Book Review: Walking through Infertility (Matthew Arbo)

Book Review by Samantha Ho

Samantha Ho is the Communications & Administration Officer at Christ College, Sydney, She is also currently undertaking studies in the Master of Divinity course. Samantha is married to Nathanael.

“When are you going to have a baby?”

The question about pregnancy seems like a natural follow-on after marriage has settled. As I talk with younger and older Christian female friends, I realise how varied the fears and frustrations are. One of my friends told to me how annoyed she was when older women asked her each week about the prospect of children, but never asked about her spiritual growth as a Christian. Other friends sadly experienced a miscarriage and kept it a secret from the wider church community. Several friends have been moving in and out of the waiting game, and some have given up the prospect altogether. I don’t want my naivety to wound a friend in their need for consolation.

There are times when I feel too young and without experience to be a wise and loving friend. I want to know how to respond to those silent (and no so silent) desires for children. So I picked up Matthew Arbo’s Walking through Infertility in preparation for [some events on infertility happening in April]. It didn’t seem like a long read - 107 pages seemed manageable. I was intrigued about whether a book of this sort would allay the fears of my friends.

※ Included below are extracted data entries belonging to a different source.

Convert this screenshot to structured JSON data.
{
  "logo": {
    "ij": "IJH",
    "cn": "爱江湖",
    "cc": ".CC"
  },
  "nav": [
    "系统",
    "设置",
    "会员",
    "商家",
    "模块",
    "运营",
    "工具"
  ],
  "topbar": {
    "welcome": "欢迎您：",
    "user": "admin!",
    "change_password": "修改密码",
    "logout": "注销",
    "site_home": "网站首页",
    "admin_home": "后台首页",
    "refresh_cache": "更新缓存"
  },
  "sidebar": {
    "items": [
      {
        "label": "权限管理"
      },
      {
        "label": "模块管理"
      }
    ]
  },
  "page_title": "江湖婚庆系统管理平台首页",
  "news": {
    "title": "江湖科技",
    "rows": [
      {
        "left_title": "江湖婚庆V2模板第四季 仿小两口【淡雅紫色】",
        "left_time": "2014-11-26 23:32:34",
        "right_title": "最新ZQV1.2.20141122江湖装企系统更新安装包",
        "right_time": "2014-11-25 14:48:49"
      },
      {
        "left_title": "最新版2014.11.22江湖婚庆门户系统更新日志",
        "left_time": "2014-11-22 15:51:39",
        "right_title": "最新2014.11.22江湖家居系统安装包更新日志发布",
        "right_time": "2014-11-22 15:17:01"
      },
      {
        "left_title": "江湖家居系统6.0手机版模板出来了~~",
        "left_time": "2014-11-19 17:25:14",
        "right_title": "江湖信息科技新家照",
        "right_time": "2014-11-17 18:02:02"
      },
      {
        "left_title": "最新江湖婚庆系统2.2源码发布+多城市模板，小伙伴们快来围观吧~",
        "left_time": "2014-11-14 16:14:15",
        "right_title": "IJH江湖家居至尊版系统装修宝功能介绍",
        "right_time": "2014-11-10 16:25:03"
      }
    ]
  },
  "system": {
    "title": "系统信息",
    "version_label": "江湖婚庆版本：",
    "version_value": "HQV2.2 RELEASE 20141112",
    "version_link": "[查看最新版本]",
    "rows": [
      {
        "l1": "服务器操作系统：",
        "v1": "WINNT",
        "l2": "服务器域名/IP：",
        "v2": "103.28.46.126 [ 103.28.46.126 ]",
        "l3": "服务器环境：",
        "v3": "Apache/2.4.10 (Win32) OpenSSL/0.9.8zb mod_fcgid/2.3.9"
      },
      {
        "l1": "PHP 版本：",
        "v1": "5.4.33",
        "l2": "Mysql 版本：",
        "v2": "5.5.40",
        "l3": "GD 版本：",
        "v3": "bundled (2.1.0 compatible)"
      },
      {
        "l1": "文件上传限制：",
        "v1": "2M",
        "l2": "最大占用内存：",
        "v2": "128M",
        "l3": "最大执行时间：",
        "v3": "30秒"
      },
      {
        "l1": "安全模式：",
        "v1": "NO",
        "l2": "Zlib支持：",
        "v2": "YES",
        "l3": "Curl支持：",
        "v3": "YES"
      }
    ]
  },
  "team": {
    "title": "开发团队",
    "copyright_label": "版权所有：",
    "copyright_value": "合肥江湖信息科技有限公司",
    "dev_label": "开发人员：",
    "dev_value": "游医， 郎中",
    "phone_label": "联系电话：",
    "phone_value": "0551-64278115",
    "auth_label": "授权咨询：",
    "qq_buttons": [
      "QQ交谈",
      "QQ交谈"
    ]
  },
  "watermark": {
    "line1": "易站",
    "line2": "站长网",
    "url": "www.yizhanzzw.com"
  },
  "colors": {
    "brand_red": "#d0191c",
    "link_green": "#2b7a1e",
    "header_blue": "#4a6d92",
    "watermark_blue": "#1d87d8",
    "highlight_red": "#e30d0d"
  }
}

One of the most prominent ideas that Matthew Arbo introduces is how the different narratives we believe about the Christian life shape our expectations surrounding experiences such as pregnancy. For example, it can be difficult when people unwittingly tie godly womanhood and manhood to the number of children they have. Nurturing children is a noble responsibility, but do we think a godly Christian life is incomplete without children? Arbo affirms that children are a gift, not an entitlement. His answer to the despair of the childless is that “the Creator and Redeemer of life has not forsaken the infertile but has instead given them a slightly different way of being family, and thus of participating in the life and mission of God” (p.20).

To illustrate this, Arbo helpfully provides commentary on the stories of biblical characters dealing with childlessness (for example, Abram and Sarai, Elkanah and Hannah) and evaluates how these stories are addressed in the light of the gospel. He doesn’t just leave it at biblical examples, however. Arbo weaves in the stories of his friends discovering their inability to conceive, and at different stages of their journey. These contemporary stories deserve to be told, because the truths of the gospel are further affirmed in the lived experiences of those around us. I particularly appreciated the extended interview with Patrick and Jennifer Arbo, at the end of the book, about the emotional process of discovering their infertility – the flow of questions and answers were masterfully articulate for an issue so distressing.

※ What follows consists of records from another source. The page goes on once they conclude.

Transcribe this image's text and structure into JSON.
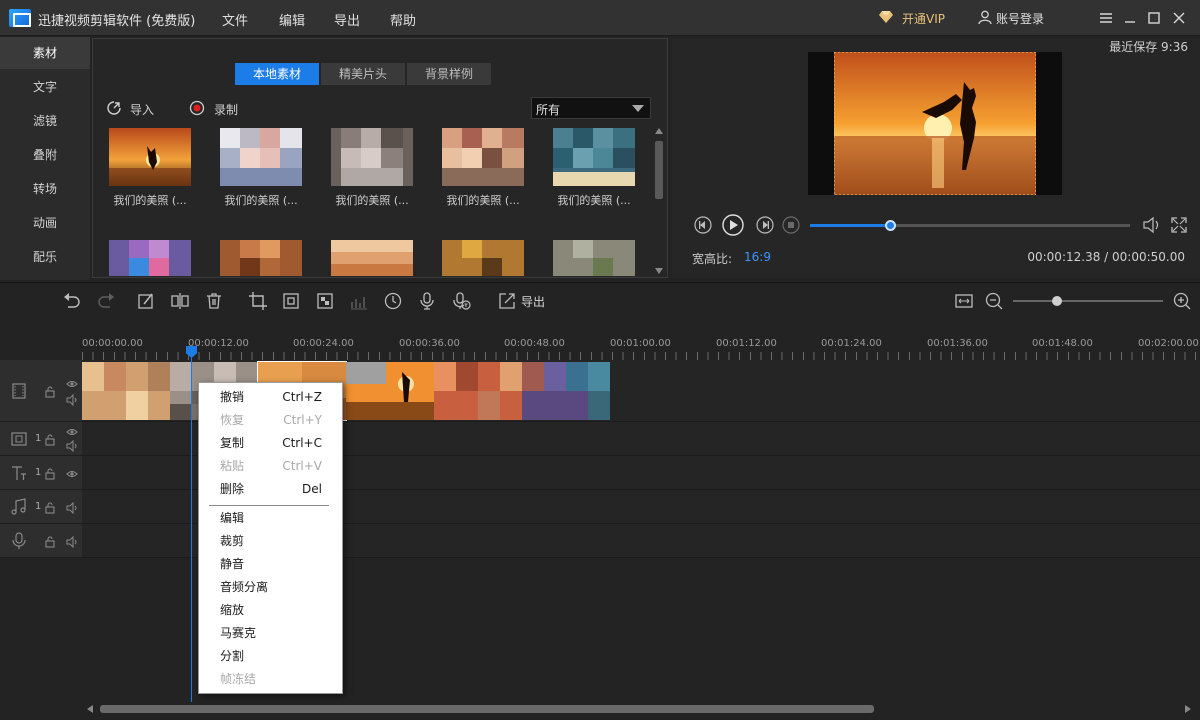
{
  "titlebar": {
    "app_title": "迅捷视频剪辑软件 (免费版)",
    "menus": [
      "文件",
      "编辑",
      "导出",
      "帮助"
    ],
    "vip_label": "开通VIP",
    "login_label": "账号登录"
  },
  "sidebar": {
    "items": [
      "素材",
      "文字",
      "滤镜",
      "叠附",
      "转场",
      "动画",
      "配乐"
    ],
    "active_index": 0
  },
  "media": {
    "tabs": [
      "本地素材",
      "精美片头",
      "背景样例"
    ],
    "active_tab": 0,
    "import_label": "导入",
    "record_label": "录制",
    "filter_value": "所有",
    "items": [
      {
        "caption": "我们的美照 (..."
      },
      {
        "caption": "我们的美照 (..."
      },
      {
        "caption": "我们的美照 (..."
      },
      {
        "caption": "我们的美照 (..."
      },
      {
        "caption": "我们的美照 (..."
      }
    ]
  },
  "preview": {
    "last_save": "最近保存 9:36",
    "aspect_label": "宽高比:",
    "aspect_value": "16:9",
    "current_time": "00:00:12.38",
    "total_time": "00:00:50.00",
    "timecode": "00:00:12.38 / 00:00:50.00",
    "progress_fraction": 0.25
  },
  "toolbar": {
    "export_label": "导出",
    "zoom_fraction": 0.26
  },
  "timeline": {
    "ruler_labels": [
      "00:00:00.00",
      "00:00:12.00",
      "00:00:24.00",
      "00:00:36.00",
      "00:00:48.00",
      "00:01:00.00",
      "00:01:12.00",
      "00:01:24.00",
      "00:01:36.00",
      "00:01:48.00",
      "00:02:00.00"
    ],
    "tracks": [
      {
        "kind": "video-main",
        "count": ""
      },
      {
        "kind": "pip",
        "count": "1"
      },
      {
        "kind": "text",
        "count": "1"
      },
      {
        "kind": "music",
        "count": "1"
      },
      {
        "kind": "voice",
        "count": ""
      }
    ]
  },
  "context_menu": {
    "items": [
      {
        "label": "撤销",
        "shortcut": "Ctrl+Z",
        "disabled": false
      },
      {
        "label": "恢复",
        "shortcut": "Ctrl+Y",
        "disabled": true
      },
      {
        "label": "复制",
        "shortcut": "Ctrl+C",
        "disabled": false
      },
      {
        "label": "粘贴",
        "shortcut": "Ctrl+V",
        "disabled": true
      },
      {
        "label": "删除",
        "shortcut": "Del",
        "disabled": false
      },
      {
        "label": "编辑",
        "shortcut": "",
        "disabled": false
      },
      {
        "label": "裁剪",
        "shortcut": "",
        "disabled": false
      },
      {
        "label": "静音",
        "shortcut": "",
        "disabled": false
      },
      {
        "label": "音频分离",
        "shortcut": "",
        "disabled": false
      },
      {
        "label": "缩放",
        "shortcut": "",
        "disabled": false
      },
      {
        "label": "马赛克",
        "shortcut": "",
        "disabled": false
      },
      {
        "label": "分割",
        "shortcut": "",
        "disabled": false
      },
      {
        "label": "帧冻结",
        "shortcut": "",
        "disabled": true
      }
    ]
  },
  "colors": {
    "accent": "#1c7de8",
    "vip": "#e8c27a",
    "aspect_value": "#3c95ff"
  }
}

It’s important to know what this book (like any other book) seeks to address, and what it doesn’t. Arbo says that his purpose is “to address biblical, theological, and moral questions surrounding infertility”. His aim is to “instruct and inspire the church, especially those couples with personal experience with infertility” (p.19).
After reading the interview section, I was inspired to think about how churches could welcome these sorts of stories in their gatherings. Even so, Arbo’s illustration of how childless couples can participate in the life and mission of God seemed limited. There needs to be wisdom in how we can support and encourage our brothers and sisters to be Christ’s disciples, in their different situations, and stages of grief.

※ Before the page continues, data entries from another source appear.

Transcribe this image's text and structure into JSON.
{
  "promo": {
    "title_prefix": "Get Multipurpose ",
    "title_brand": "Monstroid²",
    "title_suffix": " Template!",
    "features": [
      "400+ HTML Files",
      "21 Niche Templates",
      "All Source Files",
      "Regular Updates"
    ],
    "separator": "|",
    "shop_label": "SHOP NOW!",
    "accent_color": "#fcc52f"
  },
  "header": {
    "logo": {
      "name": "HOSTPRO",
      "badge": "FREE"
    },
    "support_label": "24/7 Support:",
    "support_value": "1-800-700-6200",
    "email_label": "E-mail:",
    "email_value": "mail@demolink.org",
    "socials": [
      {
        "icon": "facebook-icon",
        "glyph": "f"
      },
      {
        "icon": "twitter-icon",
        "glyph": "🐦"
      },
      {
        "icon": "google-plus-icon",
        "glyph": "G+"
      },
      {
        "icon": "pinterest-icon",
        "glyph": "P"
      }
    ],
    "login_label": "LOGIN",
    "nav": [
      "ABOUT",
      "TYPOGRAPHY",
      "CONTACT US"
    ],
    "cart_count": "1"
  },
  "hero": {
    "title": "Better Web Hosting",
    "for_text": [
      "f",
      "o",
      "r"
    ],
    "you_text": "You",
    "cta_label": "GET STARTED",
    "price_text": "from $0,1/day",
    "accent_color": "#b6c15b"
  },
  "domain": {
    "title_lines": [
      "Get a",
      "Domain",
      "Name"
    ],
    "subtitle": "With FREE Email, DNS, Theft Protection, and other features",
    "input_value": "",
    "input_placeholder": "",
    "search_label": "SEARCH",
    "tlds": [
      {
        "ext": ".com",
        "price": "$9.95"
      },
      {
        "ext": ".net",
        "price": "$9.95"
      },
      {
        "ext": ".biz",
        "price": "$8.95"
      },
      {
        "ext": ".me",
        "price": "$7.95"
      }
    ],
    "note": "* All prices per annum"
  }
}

A significant portion of the book is spent dealing with infertility treatments and reproductive technologies. In the chapter, ‘A Moral Appraisal of Infertility Treatment’ Arbo cautions couples “not to allow the desire for a biological child to supersede all other biblical, theological, or ethical considerations” (p.93). However, his explanation and subsequent warnings should be weighed carefully. Couples experiencing infertility should seek the advice of someone who is a trusted specialist in the field. For Australian readers, the careful consideration and weighing of Arbo’s advice is even more significant as legislation and procedures will vary from country to country.

So how should one use this book? For Christians in general, and pastors specifically, engaging with the concepts within the book will be helpful in developing the skills to be a caring brother or sister to friends in a season of grief, loss, and unmet expectations. I’m thankful that the conversation surrounding pregnancy and infertility began for me in my time of premarital counselling – this book would have been a good primer and discussion point for couples to read before and/or during the early years of marriage. I’ve been convinced that we should acknowledge the pain and suffering of our brothers and sisters, and seek to be people of understanding and comfort in this area. Individuals think about pregnancy with their own assumptions and longings, and it may prevent a lot of heartache if we can work through them together, in reflection and prayer to God.